Bill-Axelson A, Holmberg L, Filén F, et al. Radical prostatectomy versus watchful waiting in localized prostate cancer: the Scandinavian Prostate Cancer Group-4 randomized trial. J Natl Cancer Inst 2008;100:1144-1154. [Free Full Text] 2) Mieux encore : dans cet essai scandinave, des analyses de sous-groupes ont montré (alors qu'aucun patient de plus de 75 ans n'avait été inclus) que seuls les patients de moins de 65 ans pouvaient tirer bénéfice de la prostatectomie totale, je le rappelle seulement sur le critère mortalité liée au cancer de la prostate.
3) Il faut noter également que seuls 10 % des patients de cet essai scandinave avaient été détectés par le biais du dosage du PSA. Ainsi, et ce point est capital pour ceux qui attendent de l'essai PIVOT des "preuves" sur la pertinence de la détection du cancer de la prostate par le biais du dosage du PSA et de son traitement, les résultats de cet essai (US Prostate Cancer Interventional versus Observation Trial) risquent d'être décevants puisque les trois-quarts des patients seront inclus sur la base de la détection : il existe un délai de 5 à 10 ans entre la détection d'une anomalie du PSA et sa manifestation clinique ; et surtout il existe un risque important de surdiagnostic de cancer à partir d'"anomalies" du PSA. Les résultats de l'étude PIVOT ne sont pas attendus avant 2010.
4) Pour en revenir aux hommes de plus de 75 ans : il est probable qu'il leur faudra plus de dix ans pour bénéficier d'éventuels avantages en terme de mortalité prostatique (cf. le délai entre l'"anomalie" du PSA et les manifestations cliniques). Et encore : une étude a montré que sur 1000 hommes de plus de 75 ans non fumeurs 19 mourront de leur prostate à dix ans contre 430 d'autres causes !
Welch HG, Schwartz LM, Woloshin S. Prostate-specific antigen levels in the United States: implications of various definitions for abnormal.
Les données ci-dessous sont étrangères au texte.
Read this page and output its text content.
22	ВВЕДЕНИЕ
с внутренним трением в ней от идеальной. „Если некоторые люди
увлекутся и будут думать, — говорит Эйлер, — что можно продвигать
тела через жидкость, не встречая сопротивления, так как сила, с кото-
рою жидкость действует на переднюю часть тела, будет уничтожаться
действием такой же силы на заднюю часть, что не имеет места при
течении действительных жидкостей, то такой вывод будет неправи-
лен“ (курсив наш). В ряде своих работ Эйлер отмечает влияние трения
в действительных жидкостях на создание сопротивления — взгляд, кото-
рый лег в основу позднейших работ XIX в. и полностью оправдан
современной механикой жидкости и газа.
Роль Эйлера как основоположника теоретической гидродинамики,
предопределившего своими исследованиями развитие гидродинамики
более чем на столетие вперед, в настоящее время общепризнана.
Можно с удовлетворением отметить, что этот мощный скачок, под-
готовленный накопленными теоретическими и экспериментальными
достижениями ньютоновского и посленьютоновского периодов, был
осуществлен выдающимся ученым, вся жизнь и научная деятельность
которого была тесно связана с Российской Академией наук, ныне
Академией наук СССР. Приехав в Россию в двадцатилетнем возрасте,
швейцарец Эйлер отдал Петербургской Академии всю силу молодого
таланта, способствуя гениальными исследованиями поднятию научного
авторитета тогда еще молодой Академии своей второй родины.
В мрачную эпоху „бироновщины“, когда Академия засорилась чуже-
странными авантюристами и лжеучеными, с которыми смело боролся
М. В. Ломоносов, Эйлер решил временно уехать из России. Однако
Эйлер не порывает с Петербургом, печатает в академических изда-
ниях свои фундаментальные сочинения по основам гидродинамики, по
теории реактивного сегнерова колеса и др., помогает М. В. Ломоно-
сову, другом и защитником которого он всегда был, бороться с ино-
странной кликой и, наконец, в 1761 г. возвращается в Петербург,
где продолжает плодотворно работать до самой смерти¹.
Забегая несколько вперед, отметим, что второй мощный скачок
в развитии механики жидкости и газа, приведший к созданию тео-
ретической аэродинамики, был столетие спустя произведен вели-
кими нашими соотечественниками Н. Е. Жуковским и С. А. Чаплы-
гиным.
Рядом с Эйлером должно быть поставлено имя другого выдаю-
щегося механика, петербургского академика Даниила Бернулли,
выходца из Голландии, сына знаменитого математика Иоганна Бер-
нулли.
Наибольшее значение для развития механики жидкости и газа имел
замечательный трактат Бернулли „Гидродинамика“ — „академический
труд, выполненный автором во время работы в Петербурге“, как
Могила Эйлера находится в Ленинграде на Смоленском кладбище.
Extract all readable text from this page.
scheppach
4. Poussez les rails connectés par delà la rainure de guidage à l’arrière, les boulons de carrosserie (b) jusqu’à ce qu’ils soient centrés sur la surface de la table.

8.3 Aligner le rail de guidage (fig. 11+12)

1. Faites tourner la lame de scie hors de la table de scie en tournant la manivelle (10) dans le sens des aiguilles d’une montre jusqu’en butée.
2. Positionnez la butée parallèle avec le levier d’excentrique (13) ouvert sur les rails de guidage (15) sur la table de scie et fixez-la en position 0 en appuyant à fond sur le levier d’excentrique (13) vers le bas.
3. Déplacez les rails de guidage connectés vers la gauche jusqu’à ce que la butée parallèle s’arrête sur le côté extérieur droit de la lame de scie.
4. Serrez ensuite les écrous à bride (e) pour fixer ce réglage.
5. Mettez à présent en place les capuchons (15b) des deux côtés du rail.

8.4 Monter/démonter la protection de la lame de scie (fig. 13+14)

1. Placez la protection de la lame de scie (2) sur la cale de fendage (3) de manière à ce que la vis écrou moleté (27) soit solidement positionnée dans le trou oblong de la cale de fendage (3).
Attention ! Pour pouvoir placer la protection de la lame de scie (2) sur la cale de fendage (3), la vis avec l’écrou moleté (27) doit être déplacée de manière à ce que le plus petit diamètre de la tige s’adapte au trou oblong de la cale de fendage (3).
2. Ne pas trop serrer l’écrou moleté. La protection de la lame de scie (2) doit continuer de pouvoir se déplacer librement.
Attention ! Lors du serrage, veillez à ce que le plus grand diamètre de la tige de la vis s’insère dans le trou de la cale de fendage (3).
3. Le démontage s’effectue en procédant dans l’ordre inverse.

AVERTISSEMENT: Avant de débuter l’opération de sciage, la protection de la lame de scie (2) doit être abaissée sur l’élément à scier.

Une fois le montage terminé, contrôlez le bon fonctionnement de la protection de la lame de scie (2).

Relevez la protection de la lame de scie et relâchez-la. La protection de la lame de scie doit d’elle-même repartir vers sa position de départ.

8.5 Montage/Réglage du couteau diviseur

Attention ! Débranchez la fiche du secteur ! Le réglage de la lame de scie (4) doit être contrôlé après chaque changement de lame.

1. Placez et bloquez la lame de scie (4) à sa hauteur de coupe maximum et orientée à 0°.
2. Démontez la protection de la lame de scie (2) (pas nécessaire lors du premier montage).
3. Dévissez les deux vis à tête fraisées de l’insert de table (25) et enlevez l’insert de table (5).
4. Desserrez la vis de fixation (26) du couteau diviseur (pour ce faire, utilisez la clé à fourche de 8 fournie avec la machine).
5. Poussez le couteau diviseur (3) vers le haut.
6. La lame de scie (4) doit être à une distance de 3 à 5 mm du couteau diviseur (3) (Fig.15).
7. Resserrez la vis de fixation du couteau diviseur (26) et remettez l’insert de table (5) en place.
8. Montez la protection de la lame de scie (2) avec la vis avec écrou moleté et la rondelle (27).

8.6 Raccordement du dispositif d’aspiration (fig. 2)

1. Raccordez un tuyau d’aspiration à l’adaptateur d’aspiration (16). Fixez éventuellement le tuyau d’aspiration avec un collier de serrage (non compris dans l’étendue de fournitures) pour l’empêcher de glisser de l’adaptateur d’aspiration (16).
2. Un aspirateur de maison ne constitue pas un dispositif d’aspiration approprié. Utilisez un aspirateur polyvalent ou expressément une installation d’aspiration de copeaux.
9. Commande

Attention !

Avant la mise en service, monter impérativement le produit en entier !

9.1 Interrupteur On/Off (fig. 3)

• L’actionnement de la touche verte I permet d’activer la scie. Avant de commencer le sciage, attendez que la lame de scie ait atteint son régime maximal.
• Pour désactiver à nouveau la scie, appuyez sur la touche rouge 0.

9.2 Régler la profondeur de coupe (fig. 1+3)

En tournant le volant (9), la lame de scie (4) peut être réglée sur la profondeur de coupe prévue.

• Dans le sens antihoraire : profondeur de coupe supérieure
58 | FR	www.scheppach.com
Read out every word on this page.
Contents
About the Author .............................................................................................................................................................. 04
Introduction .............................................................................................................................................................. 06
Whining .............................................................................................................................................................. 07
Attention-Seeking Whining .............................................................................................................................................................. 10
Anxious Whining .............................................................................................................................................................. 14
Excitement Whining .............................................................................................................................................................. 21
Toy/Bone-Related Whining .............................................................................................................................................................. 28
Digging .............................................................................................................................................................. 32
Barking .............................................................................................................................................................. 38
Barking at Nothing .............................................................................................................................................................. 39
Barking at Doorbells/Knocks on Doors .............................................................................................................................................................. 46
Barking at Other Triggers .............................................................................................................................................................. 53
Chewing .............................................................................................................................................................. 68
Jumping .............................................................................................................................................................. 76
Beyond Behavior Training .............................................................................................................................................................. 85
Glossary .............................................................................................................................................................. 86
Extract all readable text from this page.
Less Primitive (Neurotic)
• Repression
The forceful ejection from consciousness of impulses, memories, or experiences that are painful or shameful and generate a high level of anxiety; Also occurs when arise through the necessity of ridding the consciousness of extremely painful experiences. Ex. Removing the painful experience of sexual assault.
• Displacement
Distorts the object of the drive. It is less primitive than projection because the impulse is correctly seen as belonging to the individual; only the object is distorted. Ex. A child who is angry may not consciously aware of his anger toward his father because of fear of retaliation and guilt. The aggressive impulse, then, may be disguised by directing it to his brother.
J Natl Cancer Inst 2005;97:1132-1137. [Free Full Text] 5) Alors que les bénéfices de la détection diminuent avec l'âge, les risques augmentent.
- Le taux de PSA est très fortement âge-dépendant et, quel que soit le seuil de PSA choisi, les hommes seront plus à risque à la fois de subir une biopsie prostatique et de se faire diagnostiquer un cancer de la prostate.
- Par exemple, avec un seuil de PSA de 4 ng/ml, respectivement 6%, 21 % et 28 % des hommes subiront une biopsie prostatique selon qu'ils sont soixantenaires, septuagénaires ou octogénaires !
- Le dosage régulier du PSA double le risque que les hommes se voient diagnostiquer un cancer de la prostate sur une période de dix ans mais nombre de ces cancers ne se seront pas manifestés cliniquement.
- Il faut aussi savoir que le risque de cancer de la prostate est aussi dépendant de l'âge (augmente considérablement avec l'âge)
- Et enfin : les risques de décès post-opératoire et de complications de la prostatectomie radicale sont eux-aussi liés à l'âge et suraugmentés à partir de 75 ans.
Begg CB, Riedel ER, Bach PB, et al. Variations in morbidity after radical prostatectomy. N Engl J Med 2002;346:1138-1144. [Free Full Text]
En conclusion : les recommandations américaines sont claires : pas de dosage du PSA chez les hommes de plus de 75 ans !
Quant aux essais en cours à venir aux Etats-Unis (the Prostate, Lung, Colorectal, and Ovarian, or PLCO, Cancer Screening Trial), en Europe (the European Randomized Study of Screening for Prostate Cancer, or ERSPC), et en Grande-Bretagne (Prostate Testing for Cancer and Treatment, or Protect) ils n'apporteront rien de nouveau sur les hommes de plus de 75 ans puisqu'ils n'en incluent aucun !
Résultats dans cinq ans pour les deux premiers.
Thanks to Michael Barry who is always relevant to address controversial medical issues.